O elenco também é responsável por dois defeitos do filme. O ótimo Oscar Isaac, escalado como o vilão que batiza o filme, simplesmente não atua. Soterrado em uma maquiagem exagerada, um figurino de escola de samba e falas quase infantis, seu Apocalipse é um zero à esquerda como personagem. O início épico do filme, que se passa no Egito antigo, dá a impressão de apresentar um antagonista todo-poderoso, um deus encarnado disposto a destruir a humanidade. Mas o que surge é um vilão de seriado japonês ruim caracterizado como um… palhaço mal humorado. Mesmo que Oscar Isaac quisesse, ele não conseguiria deixar sua marca em um personagem tão raso. A outra decepção é Jean Grey de Sophie Turner, que parece ter apenas uma expressão, seja conhecendo seu futuro namorado ou exercendo seu poder avassalador. Ela nem começa a se esforçar para chegar aos pés de Famke Janssen, a Jean Grey da encarnação anterior da Fênix nos primeiros três fllmes.

A história é batida: aparece um vilão disposto a destruir tudo, junta-se uns heróis espalhados para derrotá-lo e no final tudo dá certo. Ao contrário de Capitão América: Guerra Civil, a única função de cada um dos personagens é ir em direção à essa cena final. Não há histórias paralelas, não há subtextos que podem ser revelados no final. No máximo as referências aos anos 80, década escolhida para ambientar o novo filme. É um roteiro de desenho animado que passa na TV, só que superproduzido, com um bom elenco e boa direção.

A direção é, sem dúvida, outro trunfo do filme. É ela que nos faz engolir a história principal (a única?) como se ela tivesse alguma complexidade, é ela que nos faz suportar o fraco vilão e que segura bem algumas cenas mais marcantes. Uma delas é a repetição da cena com Mercúrio no filme anterior, que é tão divertida quanto a do filme anterior, embora mais longa e menos surpreendente (porque já sabemos como a cena funciona, inclusive suas sutilezas e piadas internas). A outra é a vingança de Magneto a uma tragédia pessoal, uma boa amostra de como um filme de super-herói pode ter a força das histórias em quadrinhos sem precisar apelar para cenas de destruição em massa, explosões ou confrontos megalomaníacos. A cena com Hugh Jackman – que, arrá, ainda não é Wolverine – também é muito boa, mas foi estragada ao ter sido antecipada no último trailer.
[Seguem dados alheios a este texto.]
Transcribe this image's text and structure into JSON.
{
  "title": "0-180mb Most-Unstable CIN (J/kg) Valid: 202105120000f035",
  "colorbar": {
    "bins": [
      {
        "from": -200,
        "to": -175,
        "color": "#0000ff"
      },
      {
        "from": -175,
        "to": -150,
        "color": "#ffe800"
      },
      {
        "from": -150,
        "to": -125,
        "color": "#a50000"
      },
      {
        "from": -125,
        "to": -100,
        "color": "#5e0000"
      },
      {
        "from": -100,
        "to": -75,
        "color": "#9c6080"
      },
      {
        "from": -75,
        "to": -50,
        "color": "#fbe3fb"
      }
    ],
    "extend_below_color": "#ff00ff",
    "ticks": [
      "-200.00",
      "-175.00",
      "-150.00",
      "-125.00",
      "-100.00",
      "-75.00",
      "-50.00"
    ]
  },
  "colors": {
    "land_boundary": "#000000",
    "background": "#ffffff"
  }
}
Com todos esses altos e baixos (transformar Magneto em coadjuvante é outro pecado mortal do filme), X-Men: Apocalipse, no entanto, consegue acertar o prumo para o próximo passo. Singer encerra a segunda trilogia dos mutantes não apenas trazendo-os de volta para o mundo dos quadrinhos, mas armando tudo para que o sétimo filme da saga nos apresente ao grupo em sua fase clássica. O professor X perde os cabelos, Noturno, Fênix, Tempestade e Ciclope já estão lá, Wolverine está prestes a entrar em cena e um ambiente conhecido dos fãs dos quadrinhos é apresentado quase no final do filme. A própria cena após os créditos não vai dizer nada se você não acompanhava os X-Men fora do cinema, mas é um recado claro para os fãs do grupo – agora eles devem entrar na fase clássica dos mutantes sem precisar fazer concessões ao mundo real. Na prática, eles estão dizendo adeus aos uniformes metalizados da primeira trilogia para entrar de cabeça na estética colorida e dinâmica de quando eles eram guiados pelo roteirista Chris Claremont e pelo desenhista John Byrne. Não é um filme surpreendente nem ousado como os dois anteriores (eles brincam até com isso, numa piada sobre O Retorno de Jedi), mas está longe de ser o vexame que foi Batman vs Superman.

Sobre o Autor

Alexandre Matias cobre cultura, comportamento e tecnologia há mais de duas décadas e sua produção está centralizada no site Trabalho Sujo (www.trabalhosujo.com.br), desde 1995 (@trabalhosujo nas rede sociais). É curador de música do Centro Cultural São Paulo e do Centro da Terra, do ciclo de debates Spotify Talks, colunista da revista Caros Amigos, e produtor da festa Noites Trabalho Sujo.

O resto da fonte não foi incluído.